- Died: 1350
- Father: Étienne Blanc, Lord of Reveux and Du Fay
- Mother: Agnès de Varennes

= Godemar I du Fay =

French nobleman

Godemar I du Fay (died 1350) was a 14th century French noble.

==Life==
Du Fay was the son of Étienne Blanc, Lord of Reveux and Du Fay and Agnès de Varennes. Fay was appointed in 1328, the Baille of Vitry. in 1330 the Baille of Chaumont and in 1338 as the Governor of Tournai and Baille of Lille. He was the Baille of Vermandois during 1341-1342 and again in 1345-1346. While in command of a French force guarding the ford at Blanchetaque, 10 mi from the sea on 24 August 1346, he was involved in the Battle of Blanchetaque. King Edward III of England was attempting to cross the River Somme and encountered the blocking force under Fay. Upon the waning of the tide, a force of English longbowmen marched part way across the ford, and, standing in the water, engaged a force of mercenary crossbowmen, whose fire they were able to suppress. A French cavalry force attempted to push back the longbowmen, but were in turn attacked by English knights. After a disorderly melee in the river, the French were pushed back, with more English troops joining the fight, with the result that the French broke and fled to Abbeville. French casualties were reported as over half of their force, while English losses were light. Du Fay was seriously wounded, but escaped.

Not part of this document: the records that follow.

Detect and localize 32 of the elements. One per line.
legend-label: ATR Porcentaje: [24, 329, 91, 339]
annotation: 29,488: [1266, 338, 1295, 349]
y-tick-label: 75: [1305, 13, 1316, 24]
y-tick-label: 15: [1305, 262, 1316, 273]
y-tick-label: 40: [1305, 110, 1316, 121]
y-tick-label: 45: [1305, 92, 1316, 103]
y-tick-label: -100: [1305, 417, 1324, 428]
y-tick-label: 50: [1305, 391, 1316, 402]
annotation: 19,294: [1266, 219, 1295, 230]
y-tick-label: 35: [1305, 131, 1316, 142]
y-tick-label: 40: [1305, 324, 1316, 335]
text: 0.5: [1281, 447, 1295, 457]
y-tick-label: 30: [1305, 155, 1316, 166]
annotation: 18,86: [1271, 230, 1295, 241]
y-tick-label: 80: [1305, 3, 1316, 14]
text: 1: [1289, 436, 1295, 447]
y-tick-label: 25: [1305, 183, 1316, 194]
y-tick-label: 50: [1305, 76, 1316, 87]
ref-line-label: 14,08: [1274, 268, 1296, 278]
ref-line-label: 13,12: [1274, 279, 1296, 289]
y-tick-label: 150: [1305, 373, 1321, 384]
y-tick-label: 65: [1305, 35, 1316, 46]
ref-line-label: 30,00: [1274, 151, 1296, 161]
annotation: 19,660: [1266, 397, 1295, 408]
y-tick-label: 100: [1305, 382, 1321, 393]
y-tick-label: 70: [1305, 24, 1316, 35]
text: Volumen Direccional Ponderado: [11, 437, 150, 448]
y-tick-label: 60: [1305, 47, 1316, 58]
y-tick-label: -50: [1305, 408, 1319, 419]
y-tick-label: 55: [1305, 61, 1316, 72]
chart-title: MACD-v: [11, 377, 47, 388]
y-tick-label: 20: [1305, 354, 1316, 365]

Du Fay was appointed Baille of Sens in 1347 and Seneschal of Beaucaire in 1348. He died in 1350.

==Marriage and issue==
Du Fay married firstly Agathe, daughter of Guy D'Albon and Marguerite d'Oingt, they had the following known issue:
- Étienne du Fay, married Phil de Clermont, had issue.

He married secondly Marie, daughter of Jean III de Choiseul and Alix de Grancey, they had the following known issue:
- Godemar II du Fay, married Marguerite de Bauffremont, had issue.